Подали завтрак, скупой и бесцветный: немного вина в графинчике, какая-то белая рыба, серый кусочек мяса с невкусным горошком. Он заставлял себя есть, но только размазывал еду по тарелке, время от времени задумчиво поднося кусок ко рту. И все смотрел в окно на полоску моря: в памяти вставала Одесса. Еда проходила с трудом, мешала отвердевшая гортань, сухость и онемелость, которые он чувствовал в горле. С рыбой еще кое-как справился, но мяса просто не смог проглотить, выплюнул разжеванный кусок. Подавился горошинкой, да так, что подумал: вот и конец. Отложив вилку, он прилег на диванчик. По всему телу обильно выступил пот. Тогда Эдгар решил вызвать доктора к себе. На звонок явился тот же юнец. Он попросил его пригласить по телефону доктора, объяснив это тем, что самому ему трудно говорить. Да гарсон уже об этом догадался, так как сам плохо разбирал слова Эдгара, и то и дело повторял:
— Pardon, monsieur! Comment, monsieur?[24]
Эдгара это даже немного разозлило. Гарсон позвонил доктору, поговорил с ним и наконец ушел. И хотя присутствие его раздражало, как только он ушел, Эдгар почувствовал себя совсем одиноким, еще более одиноким, чем раньше.

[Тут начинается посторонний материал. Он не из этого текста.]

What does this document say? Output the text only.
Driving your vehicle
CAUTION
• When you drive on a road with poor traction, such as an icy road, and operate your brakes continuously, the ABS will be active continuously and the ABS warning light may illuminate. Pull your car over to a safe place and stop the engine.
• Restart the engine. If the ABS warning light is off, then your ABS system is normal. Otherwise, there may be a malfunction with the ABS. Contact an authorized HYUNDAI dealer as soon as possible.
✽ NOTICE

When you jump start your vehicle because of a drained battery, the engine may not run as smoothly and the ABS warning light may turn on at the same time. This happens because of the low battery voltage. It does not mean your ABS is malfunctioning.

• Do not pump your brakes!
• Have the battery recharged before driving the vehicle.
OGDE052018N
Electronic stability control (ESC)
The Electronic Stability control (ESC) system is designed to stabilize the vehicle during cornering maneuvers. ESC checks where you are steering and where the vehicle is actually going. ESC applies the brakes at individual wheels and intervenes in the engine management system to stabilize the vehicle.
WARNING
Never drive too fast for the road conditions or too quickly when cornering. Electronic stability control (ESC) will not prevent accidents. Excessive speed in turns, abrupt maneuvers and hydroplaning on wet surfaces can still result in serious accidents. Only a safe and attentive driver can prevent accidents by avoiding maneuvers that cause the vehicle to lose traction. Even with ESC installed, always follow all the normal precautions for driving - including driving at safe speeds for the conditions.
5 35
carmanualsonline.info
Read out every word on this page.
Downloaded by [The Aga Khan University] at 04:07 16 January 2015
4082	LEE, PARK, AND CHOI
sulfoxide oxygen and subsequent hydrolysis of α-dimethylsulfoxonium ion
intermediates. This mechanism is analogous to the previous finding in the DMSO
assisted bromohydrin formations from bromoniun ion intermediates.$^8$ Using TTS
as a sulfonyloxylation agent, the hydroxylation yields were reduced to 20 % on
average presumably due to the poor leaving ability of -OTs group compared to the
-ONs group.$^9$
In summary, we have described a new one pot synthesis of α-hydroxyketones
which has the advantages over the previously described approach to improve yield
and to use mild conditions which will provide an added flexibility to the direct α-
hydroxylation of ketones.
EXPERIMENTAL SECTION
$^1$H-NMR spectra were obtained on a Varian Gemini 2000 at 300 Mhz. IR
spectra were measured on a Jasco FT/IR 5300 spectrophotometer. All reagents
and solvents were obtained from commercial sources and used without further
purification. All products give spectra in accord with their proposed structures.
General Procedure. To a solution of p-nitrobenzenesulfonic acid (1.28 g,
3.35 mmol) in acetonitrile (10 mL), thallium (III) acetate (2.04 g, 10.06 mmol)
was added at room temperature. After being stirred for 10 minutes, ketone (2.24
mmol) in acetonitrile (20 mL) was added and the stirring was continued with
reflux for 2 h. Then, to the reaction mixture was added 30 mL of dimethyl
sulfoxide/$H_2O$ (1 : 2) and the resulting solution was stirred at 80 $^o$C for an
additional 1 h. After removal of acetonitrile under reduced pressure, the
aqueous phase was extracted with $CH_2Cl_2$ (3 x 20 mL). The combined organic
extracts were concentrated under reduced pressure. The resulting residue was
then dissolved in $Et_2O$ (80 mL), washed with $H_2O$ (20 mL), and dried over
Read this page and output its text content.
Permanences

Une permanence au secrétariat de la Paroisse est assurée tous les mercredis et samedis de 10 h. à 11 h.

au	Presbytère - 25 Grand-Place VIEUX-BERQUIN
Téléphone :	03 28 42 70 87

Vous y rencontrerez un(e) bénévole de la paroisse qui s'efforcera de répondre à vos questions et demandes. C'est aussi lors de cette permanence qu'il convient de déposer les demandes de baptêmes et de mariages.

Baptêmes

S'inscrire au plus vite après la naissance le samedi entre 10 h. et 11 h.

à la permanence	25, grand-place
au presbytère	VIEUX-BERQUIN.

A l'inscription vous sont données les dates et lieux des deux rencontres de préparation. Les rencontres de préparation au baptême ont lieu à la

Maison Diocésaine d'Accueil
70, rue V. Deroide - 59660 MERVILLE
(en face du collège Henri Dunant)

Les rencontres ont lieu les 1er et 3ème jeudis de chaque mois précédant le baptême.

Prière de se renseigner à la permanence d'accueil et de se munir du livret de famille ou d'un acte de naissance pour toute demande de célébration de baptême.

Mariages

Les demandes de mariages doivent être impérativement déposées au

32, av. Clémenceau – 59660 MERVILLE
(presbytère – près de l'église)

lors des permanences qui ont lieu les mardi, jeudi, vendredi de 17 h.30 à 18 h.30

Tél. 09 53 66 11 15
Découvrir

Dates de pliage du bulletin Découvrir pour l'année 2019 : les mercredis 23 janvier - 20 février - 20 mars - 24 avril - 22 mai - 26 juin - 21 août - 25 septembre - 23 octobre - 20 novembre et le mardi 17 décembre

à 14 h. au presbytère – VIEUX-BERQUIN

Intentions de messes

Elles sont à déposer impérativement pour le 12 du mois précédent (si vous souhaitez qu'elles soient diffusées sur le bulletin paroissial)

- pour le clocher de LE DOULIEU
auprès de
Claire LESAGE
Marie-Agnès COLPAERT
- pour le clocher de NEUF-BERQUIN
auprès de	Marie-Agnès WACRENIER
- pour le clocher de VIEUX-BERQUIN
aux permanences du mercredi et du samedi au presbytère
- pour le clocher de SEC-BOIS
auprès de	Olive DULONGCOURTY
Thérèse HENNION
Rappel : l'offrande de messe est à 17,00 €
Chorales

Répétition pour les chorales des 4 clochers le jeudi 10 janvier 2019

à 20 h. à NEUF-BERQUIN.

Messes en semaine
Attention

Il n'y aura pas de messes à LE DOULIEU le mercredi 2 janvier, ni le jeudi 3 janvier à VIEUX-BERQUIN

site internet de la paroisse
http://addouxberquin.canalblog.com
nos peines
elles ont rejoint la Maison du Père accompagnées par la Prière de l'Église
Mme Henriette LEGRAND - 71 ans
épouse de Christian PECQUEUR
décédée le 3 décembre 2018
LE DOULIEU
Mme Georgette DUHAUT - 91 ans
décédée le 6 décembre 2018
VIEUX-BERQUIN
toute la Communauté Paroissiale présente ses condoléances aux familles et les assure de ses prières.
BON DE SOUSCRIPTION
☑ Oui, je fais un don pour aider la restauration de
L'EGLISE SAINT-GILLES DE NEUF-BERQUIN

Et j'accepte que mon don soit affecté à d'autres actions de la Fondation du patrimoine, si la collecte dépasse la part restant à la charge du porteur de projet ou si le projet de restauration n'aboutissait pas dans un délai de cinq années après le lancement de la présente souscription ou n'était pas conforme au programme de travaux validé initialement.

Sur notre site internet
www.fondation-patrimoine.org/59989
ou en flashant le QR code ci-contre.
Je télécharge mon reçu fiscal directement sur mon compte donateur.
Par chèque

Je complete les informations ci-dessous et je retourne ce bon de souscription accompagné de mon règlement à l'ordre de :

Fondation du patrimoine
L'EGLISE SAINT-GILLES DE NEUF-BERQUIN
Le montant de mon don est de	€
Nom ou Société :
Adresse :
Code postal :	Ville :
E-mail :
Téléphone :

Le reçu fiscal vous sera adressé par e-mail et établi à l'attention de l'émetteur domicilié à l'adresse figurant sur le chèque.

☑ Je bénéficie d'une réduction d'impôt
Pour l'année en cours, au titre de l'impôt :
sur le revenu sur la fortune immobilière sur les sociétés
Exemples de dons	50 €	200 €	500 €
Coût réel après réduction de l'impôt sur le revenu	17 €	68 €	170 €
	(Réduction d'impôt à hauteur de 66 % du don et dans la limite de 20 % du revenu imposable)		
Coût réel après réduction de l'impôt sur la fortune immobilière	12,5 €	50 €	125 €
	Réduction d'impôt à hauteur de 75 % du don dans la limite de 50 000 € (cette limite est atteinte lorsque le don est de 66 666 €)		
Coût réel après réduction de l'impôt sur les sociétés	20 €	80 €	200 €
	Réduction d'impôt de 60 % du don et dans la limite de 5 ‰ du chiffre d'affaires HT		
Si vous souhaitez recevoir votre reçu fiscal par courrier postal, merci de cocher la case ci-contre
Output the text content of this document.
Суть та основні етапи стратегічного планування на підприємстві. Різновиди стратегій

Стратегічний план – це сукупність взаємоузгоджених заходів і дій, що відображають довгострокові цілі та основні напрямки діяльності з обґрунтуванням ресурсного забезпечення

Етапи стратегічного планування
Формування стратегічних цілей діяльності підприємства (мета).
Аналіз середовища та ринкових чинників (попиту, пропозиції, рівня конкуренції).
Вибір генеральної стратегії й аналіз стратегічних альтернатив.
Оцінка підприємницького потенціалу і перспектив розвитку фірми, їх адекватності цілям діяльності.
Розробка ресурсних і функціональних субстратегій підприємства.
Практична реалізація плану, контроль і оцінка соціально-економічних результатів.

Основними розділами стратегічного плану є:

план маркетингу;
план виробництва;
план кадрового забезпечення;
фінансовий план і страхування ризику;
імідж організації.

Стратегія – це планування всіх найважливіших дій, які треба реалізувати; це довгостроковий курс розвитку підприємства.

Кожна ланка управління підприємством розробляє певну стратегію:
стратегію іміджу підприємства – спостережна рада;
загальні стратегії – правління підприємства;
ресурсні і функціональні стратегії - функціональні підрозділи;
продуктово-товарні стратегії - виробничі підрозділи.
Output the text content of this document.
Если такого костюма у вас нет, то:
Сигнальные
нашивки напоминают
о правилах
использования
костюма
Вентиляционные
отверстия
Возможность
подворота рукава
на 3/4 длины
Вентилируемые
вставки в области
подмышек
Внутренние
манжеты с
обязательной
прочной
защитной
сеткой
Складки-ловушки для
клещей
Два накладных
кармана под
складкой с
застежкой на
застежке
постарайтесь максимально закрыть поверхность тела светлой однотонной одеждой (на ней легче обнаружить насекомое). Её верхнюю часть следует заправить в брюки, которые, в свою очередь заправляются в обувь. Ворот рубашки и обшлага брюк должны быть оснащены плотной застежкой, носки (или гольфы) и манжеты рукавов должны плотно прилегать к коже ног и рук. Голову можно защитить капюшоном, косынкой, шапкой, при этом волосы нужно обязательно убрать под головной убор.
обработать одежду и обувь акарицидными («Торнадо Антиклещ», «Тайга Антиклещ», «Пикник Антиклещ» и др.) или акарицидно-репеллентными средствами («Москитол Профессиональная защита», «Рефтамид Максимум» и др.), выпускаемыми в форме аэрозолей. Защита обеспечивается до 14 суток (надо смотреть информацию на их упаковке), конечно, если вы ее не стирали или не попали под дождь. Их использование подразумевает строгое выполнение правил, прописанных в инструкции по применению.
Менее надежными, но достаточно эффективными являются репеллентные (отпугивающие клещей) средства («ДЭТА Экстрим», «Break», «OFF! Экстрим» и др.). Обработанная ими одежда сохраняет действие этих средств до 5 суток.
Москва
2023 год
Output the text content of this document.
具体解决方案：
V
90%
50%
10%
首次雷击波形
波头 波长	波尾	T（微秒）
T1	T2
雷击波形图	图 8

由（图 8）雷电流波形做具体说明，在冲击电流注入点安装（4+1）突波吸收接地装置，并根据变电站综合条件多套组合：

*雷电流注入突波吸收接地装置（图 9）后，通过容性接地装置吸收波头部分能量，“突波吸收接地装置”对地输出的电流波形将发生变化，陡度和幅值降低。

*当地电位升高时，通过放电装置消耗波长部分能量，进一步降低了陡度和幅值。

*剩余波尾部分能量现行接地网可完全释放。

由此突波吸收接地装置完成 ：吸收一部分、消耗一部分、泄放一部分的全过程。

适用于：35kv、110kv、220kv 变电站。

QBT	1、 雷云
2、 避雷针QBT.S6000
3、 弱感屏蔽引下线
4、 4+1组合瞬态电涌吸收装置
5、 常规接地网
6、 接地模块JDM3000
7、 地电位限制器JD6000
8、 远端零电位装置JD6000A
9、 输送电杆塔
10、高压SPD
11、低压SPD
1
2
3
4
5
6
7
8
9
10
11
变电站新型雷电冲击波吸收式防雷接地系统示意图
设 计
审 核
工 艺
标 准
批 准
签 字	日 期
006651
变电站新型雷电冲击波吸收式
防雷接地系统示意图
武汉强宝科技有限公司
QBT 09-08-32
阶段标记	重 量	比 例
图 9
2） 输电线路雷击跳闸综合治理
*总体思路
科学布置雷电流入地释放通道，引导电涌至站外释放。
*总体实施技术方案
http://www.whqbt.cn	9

В молодости Эдгар читал «Смерть Ивана Ильича» Толстого и уже давно знал, что человек умирает всегда один, в самом одиноком одиночестве — оставаясь наедине со смертью. Но одно дело знать об этом, а другое — ощущать. Впрочем, и сейчас еще, как и каждый человек, Эдгар не мог — несмотря на все, что чувствовал и что знал, — примириться с мыслью о смерти. Он не мог подумать прямо, без обиняков, что приехал сюда умирать. Он знал, что парижские врачи отослали его в Ментону. Доктора всегда стараются спровадить неизлечимых пациентов как можно дальше от того места, где они практикуют. Знал, что горловая чахотка — это конец. Он наблюдал многих своих «коллег» еще во время пребывания в разных санаториях и знал все симптомы этой болезни. Но ведь у себя все бывает по-особому, непонятно, не так, как наблюдаешь у других. И это невозможно охватить умом в ужасном толстовском одиночестве.